Sascha räusperte sich und sagte:
"Tut mir Leid. Meine Mutter ist viel zu fürsorglich. Man sollte meinen das ich in meinem Alter selbst entscheiden könnte, was ich wann was mache." Ich hob nur die Schultern und freute mich:
"Ich find sie nett."
"Du findest wahrscheinlich auch Godzilla nett."
"Godzilla?"
"Ach ist egal. Ich bring dich noch zur Tür"

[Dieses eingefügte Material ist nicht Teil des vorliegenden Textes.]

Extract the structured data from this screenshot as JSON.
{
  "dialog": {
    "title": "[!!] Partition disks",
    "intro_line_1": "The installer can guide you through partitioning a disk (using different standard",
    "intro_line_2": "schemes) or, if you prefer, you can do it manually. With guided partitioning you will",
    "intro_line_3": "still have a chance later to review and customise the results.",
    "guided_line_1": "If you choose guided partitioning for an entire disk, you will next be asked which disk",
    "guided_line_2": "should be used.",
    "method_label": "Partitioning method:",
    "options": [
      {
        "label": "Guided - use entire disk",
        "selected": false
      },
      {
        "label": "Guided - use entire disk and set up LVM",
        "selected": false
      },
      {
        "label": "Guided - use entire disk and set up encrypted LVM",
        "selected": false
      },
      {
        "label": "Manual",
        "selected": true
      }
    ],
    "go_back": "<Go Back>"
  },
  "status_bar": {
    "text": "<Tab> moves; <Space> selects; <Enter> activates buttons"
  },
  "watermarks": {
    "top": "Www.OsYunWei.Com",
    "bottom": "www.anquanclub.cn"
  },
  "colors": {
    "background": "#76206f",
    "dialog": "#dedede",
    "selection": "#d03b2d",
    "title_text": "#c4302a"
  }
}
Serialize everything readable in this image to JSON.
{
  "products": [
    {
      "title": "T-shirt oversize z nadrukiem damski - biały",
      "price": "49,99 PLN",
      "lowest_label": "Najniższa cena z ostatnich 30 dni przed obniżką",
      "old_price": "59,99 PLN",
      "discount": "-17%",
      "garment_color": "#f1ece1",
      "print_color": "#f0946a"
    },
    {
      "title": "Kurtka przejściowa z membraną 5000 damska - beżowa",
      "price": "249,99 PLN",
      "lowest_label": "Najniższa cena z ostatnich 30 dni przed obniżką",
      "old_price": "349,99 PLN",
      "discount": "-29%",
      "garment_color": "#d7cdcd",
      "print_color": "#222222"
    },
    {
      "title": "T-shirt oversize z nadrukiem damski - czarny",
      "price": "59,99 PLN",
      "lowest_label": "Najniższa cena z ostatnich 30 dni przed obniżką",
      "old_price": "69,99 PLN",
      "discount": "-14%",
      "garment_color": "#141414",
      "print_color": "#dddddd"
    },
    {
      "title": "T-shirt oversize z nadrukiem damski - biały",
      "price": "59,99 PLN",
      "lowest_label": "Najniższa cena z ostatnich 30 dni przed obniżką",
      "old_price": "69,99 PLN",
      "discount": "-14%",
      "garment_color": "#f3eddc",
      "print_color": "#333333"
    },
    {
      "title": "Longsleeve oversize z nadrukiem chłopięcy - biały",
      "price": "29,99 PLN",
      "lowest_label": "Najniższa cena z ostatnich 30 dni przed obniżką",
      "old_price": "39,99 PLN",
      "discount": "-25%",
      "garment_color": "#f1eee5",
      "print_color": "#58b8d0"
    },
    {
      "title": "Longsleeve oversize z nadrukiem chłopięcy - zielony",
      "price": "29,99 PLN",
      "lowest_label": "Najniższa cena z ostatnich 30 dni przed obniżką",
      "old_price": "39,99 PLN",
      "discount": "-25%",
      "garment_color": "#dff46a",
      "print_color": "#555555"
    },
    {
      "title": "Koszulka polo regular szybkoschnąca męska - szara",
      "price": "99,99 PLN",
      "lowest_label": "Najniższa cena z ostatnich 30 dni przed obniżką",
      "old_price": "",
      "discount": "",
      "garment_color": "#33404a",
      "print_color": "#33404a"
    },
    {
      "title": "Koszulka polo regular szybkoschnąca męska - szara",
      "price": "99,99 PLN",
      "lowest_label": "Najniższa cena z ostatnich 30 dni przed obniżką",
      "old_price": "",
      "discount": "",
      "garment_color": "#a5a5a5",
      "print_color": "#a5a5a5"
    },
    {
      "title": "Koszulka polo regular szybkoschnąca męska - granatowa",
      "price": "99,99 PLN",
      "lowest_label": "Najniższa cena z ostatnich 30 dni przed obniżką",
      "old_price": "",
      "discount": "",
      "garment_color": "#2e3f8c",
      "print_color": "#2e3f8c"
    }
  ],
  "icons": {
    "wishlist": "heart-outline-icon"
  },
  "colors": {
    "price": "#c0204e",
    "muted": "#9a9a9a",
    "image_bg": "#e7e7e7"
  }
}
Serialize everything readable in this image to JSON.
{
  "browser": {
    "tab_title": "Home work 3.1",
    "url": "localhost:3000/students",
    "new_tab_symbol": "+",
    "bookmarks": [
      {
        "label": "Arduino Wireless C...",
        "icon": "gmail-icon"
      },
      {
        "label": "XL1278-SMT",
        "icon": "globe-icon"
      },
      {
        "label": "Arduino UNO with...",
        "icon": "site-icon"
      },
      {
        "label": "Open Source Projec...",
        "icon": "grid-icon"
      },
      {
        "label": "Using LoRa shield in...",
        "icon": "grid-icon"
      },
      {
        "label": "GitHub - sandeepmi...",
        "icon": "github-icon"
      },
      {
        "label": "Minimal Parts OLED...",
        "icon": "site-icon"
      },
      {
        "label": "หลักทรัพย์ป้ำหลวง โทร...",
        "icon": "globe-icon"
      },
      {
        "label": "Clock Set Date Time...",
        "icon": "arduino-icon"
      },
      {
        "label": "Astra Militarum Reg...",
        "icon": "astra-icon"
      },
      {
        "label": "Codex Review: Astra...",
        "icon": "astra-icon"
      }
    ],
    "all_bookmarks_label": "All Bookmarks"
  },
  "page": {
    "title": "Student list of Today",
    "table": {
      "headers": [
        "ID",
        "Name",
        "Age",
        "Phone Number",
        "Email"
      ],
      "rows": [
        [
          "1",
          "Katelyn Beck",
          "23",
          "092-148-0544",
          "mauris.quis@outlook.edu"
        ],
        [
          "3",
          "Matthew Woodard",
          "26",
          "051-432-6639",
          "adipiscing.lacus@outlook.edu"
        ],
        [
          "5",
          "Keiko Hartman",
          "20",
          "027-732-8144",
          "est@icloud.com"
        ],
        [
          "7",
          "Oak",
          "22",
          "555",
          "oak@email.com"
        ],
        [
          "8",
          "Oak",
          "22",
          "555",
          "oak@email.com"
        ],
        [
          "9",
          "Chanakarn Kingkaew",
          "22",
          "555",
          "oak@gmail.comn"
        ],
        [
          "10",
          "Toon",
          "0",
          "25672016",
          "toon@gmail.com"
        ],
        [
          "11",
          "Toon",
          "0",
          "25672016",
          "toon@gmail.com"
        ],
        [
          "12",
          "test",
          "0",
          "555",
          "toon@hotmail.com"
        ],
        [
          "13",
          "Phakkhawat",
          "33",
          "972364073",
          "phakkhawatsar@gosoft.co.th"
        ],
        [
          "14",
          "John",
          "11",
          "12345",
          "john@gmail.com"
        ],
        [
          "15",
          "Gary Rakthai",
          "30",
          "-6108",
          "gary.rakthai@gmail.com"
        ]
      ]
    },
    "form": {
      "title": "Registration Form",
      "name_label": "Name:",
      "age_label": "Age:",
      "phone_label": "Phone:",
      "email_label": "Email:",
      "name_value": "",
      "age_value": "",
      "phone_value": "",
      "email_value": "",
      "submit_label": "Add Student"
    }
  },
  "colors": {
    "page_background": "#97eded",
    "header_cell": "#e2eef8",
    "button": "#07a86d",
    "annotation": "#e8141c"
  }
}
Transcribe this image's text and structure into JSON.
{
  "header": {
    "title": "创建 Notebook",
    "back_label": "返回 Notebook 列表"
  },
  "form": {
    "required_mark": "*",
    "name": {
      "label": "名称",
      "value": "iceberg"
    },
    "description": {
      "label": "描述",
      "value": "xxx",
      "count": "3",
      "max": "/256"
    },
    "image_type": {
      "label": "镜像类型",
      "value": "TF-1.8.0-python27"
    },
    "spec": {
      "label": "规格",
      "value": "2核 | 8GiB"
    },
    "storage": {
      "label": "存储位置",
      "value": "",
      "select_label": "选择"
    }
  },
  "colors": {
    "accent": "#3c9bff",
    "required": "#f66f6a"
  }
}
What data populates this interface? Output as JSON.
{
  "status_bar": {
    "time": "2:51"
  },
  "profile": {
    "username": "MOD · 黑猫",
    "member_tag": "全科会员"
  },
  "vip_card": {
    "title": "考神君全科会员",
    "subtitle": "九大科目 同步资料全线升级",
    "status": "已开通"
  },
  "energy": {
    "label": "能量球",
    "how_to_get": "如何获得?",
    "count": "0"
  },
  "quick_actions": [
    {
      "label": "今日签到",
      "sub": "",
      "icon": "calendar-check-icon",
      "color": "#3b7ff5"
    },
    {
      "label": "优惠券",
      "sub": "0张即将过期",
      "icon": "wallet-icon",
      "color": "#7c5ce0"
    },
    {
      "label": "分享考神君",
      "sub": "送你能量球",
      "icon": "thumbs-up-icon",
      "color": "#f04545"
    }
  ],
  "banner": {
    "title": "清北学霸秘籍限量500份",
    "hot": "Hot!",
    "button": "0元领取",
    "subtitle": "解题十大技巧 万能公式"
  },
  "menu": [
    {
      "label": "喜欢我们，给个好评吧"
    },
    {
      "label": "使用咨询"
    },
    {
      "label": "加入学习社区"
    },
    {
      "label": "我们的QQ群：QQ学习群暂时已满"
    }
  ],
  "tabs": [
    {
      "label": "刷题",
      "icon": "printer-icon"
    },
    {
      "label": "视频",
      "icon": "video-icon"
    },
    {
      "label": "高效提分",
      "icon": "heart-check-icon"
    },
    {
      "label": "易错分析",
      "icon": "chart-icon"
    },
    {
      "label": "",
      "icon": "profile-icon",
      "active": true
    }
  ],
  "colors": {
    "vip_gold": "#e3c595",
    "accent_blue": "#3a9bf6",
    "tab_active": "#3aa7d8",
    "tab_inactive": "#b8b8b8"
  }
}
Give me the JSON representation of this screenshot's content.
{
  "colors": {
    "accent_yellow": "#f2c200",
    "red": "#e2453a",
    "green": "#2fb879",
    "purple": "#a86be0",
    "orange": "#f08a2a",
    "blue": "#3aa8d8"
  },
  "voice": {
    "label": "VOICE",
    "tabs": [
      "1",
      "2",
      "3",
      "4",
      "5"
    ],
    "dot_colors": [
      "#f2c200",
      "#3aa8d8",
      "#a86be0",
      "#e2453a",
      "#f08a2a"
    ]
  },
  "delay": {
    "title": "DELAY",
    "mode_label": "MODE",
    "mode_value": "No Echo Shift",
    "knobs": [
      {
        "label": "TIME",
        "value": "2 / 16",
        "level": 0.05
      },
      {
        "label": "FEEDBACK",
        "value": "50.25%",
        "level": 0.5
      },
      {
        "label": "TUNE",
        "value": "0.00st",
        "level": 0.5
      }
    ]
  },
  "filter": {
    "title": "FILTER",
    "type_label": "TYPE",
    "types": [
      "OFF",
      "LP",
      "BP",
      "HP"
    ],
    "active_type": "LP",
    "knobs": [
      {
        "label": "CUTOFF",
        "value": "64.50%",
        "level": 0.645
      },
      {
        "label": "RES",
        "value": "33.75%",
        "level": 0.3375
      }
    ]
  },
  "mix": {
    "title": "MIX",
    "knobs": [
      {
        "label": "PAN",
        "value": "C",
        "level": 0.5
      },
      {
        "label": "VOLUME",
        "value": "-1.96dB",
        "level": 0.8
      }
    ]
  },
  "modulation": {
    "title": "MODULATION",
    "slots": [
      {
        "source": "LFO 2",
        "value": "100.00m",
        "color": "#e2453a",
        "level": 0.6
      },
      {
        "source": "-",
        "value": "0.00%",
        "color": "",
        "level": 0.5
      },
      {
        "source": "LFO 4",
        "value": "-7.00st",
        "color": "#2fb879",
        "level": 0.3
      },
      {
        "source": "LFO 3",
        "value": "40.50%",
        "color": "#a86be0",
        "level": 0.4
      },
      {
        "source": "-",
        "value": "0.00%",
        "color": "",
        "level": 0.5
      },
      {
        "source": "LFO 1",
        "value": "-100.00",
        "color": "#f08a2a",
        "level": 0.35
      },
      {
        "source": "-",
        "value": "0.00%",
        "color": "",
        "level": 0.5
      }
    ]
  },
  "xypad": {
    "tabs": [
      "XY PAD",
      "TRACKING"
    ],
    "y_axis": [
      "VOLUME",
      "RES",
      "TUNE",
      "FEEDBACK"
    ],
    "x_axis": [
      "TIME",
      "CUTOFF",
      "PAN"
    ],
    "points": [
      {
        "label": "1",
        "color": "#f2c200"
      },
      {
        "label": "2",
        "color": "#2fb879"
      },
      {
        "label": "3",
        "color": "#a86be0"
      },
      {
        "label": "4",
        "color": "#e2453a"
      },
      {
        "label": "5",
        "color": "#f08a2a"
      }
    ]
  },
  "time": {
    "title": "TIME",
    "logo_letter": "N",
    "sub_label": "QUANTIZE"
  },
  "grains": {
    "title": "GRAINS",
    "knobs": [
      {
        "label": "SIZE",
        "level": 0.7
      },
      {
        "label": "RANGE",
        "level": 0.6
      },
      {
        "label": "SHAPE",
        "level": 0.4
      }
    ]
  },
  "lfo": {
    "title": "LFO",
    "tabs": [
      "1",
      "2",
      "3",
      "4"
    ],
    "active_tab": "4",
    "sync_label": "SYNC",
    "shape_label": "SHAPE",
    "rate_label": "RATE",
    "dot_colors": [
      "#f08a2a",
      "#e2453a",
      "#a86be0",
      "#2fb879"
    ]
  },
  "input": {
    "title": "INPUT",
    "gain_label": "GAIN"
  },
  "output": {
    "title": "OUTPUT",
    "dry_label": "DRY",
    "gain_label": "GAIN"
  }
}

"Jop." Wir verabschiedeten uns und Sascha gab mir seine Nummer. Bevor ich ganz ging sagte ich noch:
"Danke."
"Wofür?"
"Dafür das du mir Hoffnung gegeben hast, dass doch noch alles gut wird. Und für meinen Namen..."
Sascha nickte und lächelte mir zu.
***
Ich rannte durch den Regen nach Hause. Die Sonne war schon längst gesunken über Berlin und nur die Lichter der Stadt hielten alles am Leben. Der Regen prasselte kalt hinab und der Wind peitschte mir alles ins Gesicht. Doch mich störte in diesem Moment gar nichts mehr. Kein ekliges Wetter, keine nervenden Menschen oder eine aufgespritzte Wasserfontäne von einem vorbei fahrenden Auto. Ich hatte das Gefühl, als wäre die gesamte Pfütze auf mich geschwemmt worden. Plitschnass von oben bis unten. Normalerweise hätte ich dem Idioten in dem Auto schwere Wörter an den Kopf geschmissen, aber jetzt freute ich mich und fühlte mich befreit. Ich drehte und hüpfte über den Gehweg. Jeder der mich sah, musste denken, dass ich gerade frisch aus der Psychatrie ausgebrochen wäre. Doch das konnte ich endlich verneinen, denn ich kam mir endlich ein bisschen normal vor. Ein bisschen wenigstens.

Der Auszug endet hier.